Don’t get me wrong, working from home has its advantages, like being able to have a dog and baking cakes. Though I do really miss interacting with other people. In an office. Or at the forest centre. Talking and laughing. Keep my mind busy. I think one of the main reasons I like being at the forest centre is that is surrounded by countryside. People are relaxed when they come in to the centre. I could have ‘worked’ in a charity shop but I can’t stand the smell of charity shops and I have memories of years ago working in a clothes shop, it is pretty dull work. At the forest centre, which is a charity and completely run by us volunteers, I get to work on the shop, which stocks crafts, books and educational items, doing orders and stocktaking but also, I’m helping out with creating forms, editing documents and sending out emails. I know how ‘computers work’ is often associated with my name. The next thing is some training on the new website so I can make edits or changes when needed. Now, that sound be fun and definitely will keep my mind busy.

Where I go to 'work'

Normal blogging resumed

I’m hoping that normal blogging has resumed. Well, it is really only down to me to get it going again. I miss writing on here but as I have said before I’m finding it hard to get the words written down on a regular basis. So, what has been happening at Chez Best. Quite a lot but I’m feeling like I don’t want to write everything down in this post because then I won’t have anything else to write about for a couple more weeks. I think I will write a anxiety update post later in the week and I’ve been to London Town twice since I last wrote. Both of those deserve their own post especially seeing Bright Eyes at the Royal Albert Hall (swoon!). Other news is that we didn’t get the land we liked on the Island of Mersea. As far as we know no one else has purchased it yet so we are hoping that come later in the year the owner might change their minds over our last offer. If not, then it wasn’t meant to be and something better will come along.

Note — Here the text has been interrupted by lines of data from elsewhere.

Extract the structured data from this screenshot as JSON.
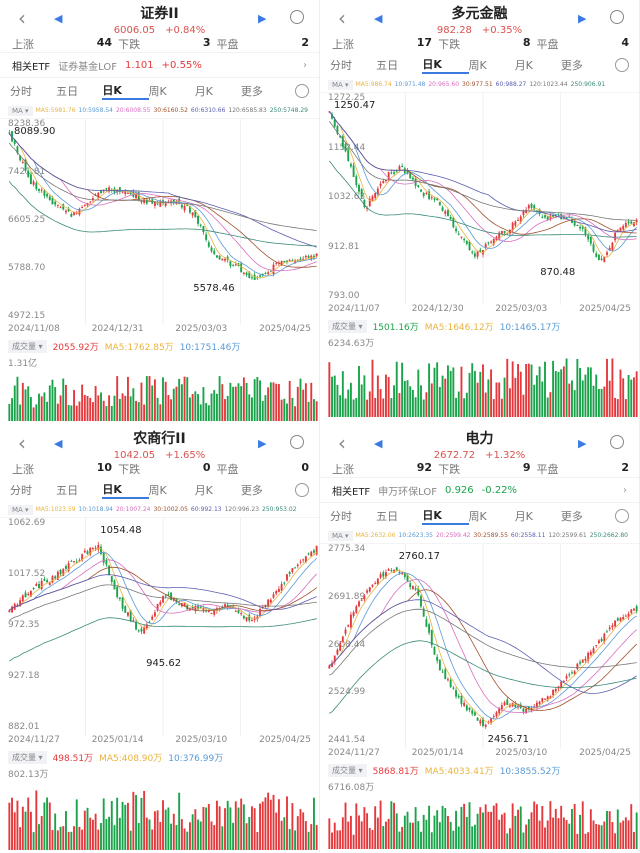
{
  "colors": {
    "up": "#e4393c",
    "down": "#1aa34a",
    "ma5": "#e8b440",
    "ma10": "#5b9bd5",
    "ma20": "#d86fc0",
    "ma30": "#a0522d",
    "ma60": "#5a5fb0",
    "ma120": "#777777",
    "ma250": "#3a8a7a"
  },
  "common": {
    "stat_up": "上涨",
    "stat_down": "下跌",
    "stat_flat": "平盘",
    "etf_label": "相关ETF",
    "tabs": [
      "分时",
      "五日",
      "日K",
      "周K",
      "月K",
      "更多"
    ],
    "ma_tag": "MA ▾",
    "vol_tag": "成交量 ▾"
  },
  "panels": [
    {
      "title": "证券II",
      "price": "6006.05",
      "change": "+0.84%",
      "up": "44",
      "down": "3",
      "flat": "2",
      "etf": {
        "name": "证券基金LOF",
        "price": "1.101",
        "change": "+0.55%"
      },
      "ma": [
        "MA5:5981.76",
        "10:5958.54",
        "20:6008.55",
        "30:6160.52",
        "60:6310.66",
        "120:6585.83",
        "250:5748.29"
      ],
      "vol": {
        "value": "2055.92万",
        "ma5": "MA5:1762.85万",
        "ma10": "10:1751.46万",
        "max": "1.31亿"
      }
    },
    {
      "title": "多元金融",
      "price": "982.28",
      "change": "+0.35%",
      "up": "17",
      "down": "8",
      "flat": "4",
      "ma": [
        "MA5:986.74",
        "10:971.48",
        "20:965.60",
        "30:977.51",
        "60:988.27",
        "120:1023.44",
        "250:906.91"
      ],
      "vol": {
        "value": "1501.16万",
        "ma5": "MA5:1646.12万",
        "ma10": "10:1465.17万",
        "max": "6234.63万"
      }
    },
    {
      "title": "农商行II",
      "price": "1042.05",
      "change": "+1.65%",
      "up": "10",
      "down": "0",
      "flat": "0",
      "ma": [
        "MA5:1023.59",
        "10:1018.94",
        "20:1007.24",
        "30:1002.05",
        "60:992.13",
        "120:996.23",
        "250:953.02"
      ],
      "vol": {
        "value": "498.51万",
        "ma5": "MA5:408.90万",
        "ma10": "10:376.99万",
        "max": "802.13万"
      }
    },
    {
      "title": "电力",
      "price": "2672.72",
      "change": "+1.32%",
      "up": "92",
      "down": "9",
      "flat": "2",
      "etf": {
        "name": "申万环保LOF",
        "price": "0.926",
        "change": "-0.22%"
      },
      "ma": [
        "MA5:2632.06",
        "10:2623.35",
        "20:2599.42",
        "30:2589.55",
        "60:2558.11",
        "120:2599.61",
        "250:2662.80"
      ],
      "vol": {
        "value": "5868.81万",
        "ma5": "MA5:4033.41万",
        "ma10": "10:3855.52万",
        "max": "6716.08万"
      }
    }
  ],
  "chart_data": [
    {
      "type": "candlestick",
      "title": "证券II",
      "yticks": [
        "8238.36",
        "7421.81",
        "6605.25",
        "5788.70",
        "4972.15"
      ],
      "ylim": [
        4972.15,
        8238.36
      ],
      "dates": [
        "2024/11/08",
        "2024/12/31",
        "2025/03/03",
        "2025/04/25"
      ],
      "high_label": "8089.90",
      "low_label": "5578.46",
      "high": 8089.9,
      "low": 5578.46,
      "path": [
        8089,
        7300,
        6950,
        6700,
        7000,
        7150,
        7050,
        6900,
        6950,
        6750,
        6000,
        5850,
        5600,
        5850,
        5950,
        6006
      ]
    },
    {
      "type": "candlestick",
      "title": "多元金融",
      "yticks": [
        "1272.25",
        "1152.44",
        "1032.63",
        "912.81",
        "793.00"
      ],
      "ylim": [
        793,
        1272.25
      ],
      "dates": [
        "2024/11/07",
        "2024/12/30",
        "2025/03/03",
        "2025/04/25"
      ],
      "high_label": "1250.47",
      "low_label": "870.48",
      "high": 1250.47,
      "low": 870.48,
      "path": [
        1240,
        1130,
        1010,
        1080,
        1110,
        1050,
        1020,
        960,
        890,
        930,
        960,
        1010,
        985,
        990,
        960,
        875,
        960,
        982
      ]
    },
    {
      "type": "candlestick",
      "title": "农商行II",
      "yticks": [
        "1062.69",
        "1017.52",
        "972.35",
        "927.18",
        "882.01"
      ],
      "ylim": [
        882.01,
        1062.69
      ],
      "dates": [
        "2024/11/27",
        "2025/01/14",
        "2025/03/10",
        "2025/04/25"
      ],
      "high_label": "1054.48",
      "low_label": "945.62",
      "high": 1054.48,
      "low": 945.62,
      "path": [
        985,
        1005,
        1015,
        1030,
        1045,
        995,
        965,
        1000,
        990,
        985,
        990,
        975,
        1000,
        1025,
        1042
      ]
    },
    {
      "type": "candlestick",
      "title": "电力",
      "yticks": [
        "2775.34",
        "2691.89",
        "2608.44",
        "2524.99",
        "2441.54"
      ],
      "ylim": [
        2441.54,
        2775.34
      ],
      "dates": [
        "2024/11/27",
        "2025/01/14",
        "2025/03/10",
        "2025/04/25"
      ],
      "high_label": "2760.17",
      "low_label": "2456.71",
      "high": 2760.17,
      "low": 2456.71,
      "path": [
        2570,
        2660,
        2720,
        2745,
        2700,
        2570,
        2510,
        2470,
        2510,
        2495,
        2520,
        2560,
        2600,
        2650,
        2672
      ]
    }
  ]
}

I’ve been busy volunteering at the Forest Visitor Centre and paid work is keeping me in new music (when I can find some to buy that I like that is). We have a holiday booked to the Lake District for August – wasn’t at all planned but family have booked to go there and we just decided it would be nice to join them. Later in September I think we will look at booking a holiday to somewhere in Yorkshire. Also, I’m thinking that as my anxiety is slowly getting better next year we will do a camper van holiday around Dorest, Somerset and Wiltshire, which I talked about doing this year but never had the energy to plan it. The pup is doing well and is very well trained (not) though she is very good for a cuddle. So, that is a very small catch-up but I will write more ‘normal’ posts soon like I used to when I first started this blog. Happy (Manhattan) Friday!

Not quite middle of nowhere

See that small white house in the middle of the photo… well, that is the derelict house that is on the land that we are thinking of buying. Next to a farm which is now a bed & breakfast and a field with horses. Not quite in the middle of nowhere but near enough. Beautiful and full of nature. The sort of place I would like to live even with those negative voices from relatives about how isolated I will be. But I know I won’t be. We won’t be. The anxiety won’t be forever and we need to start living our own lives and not worry about others. PS – it is only 50 miles away which is nothing compared to some friends I know whose family live many more miles away from them.

As it is Friday I have the need to say… Happy Friday!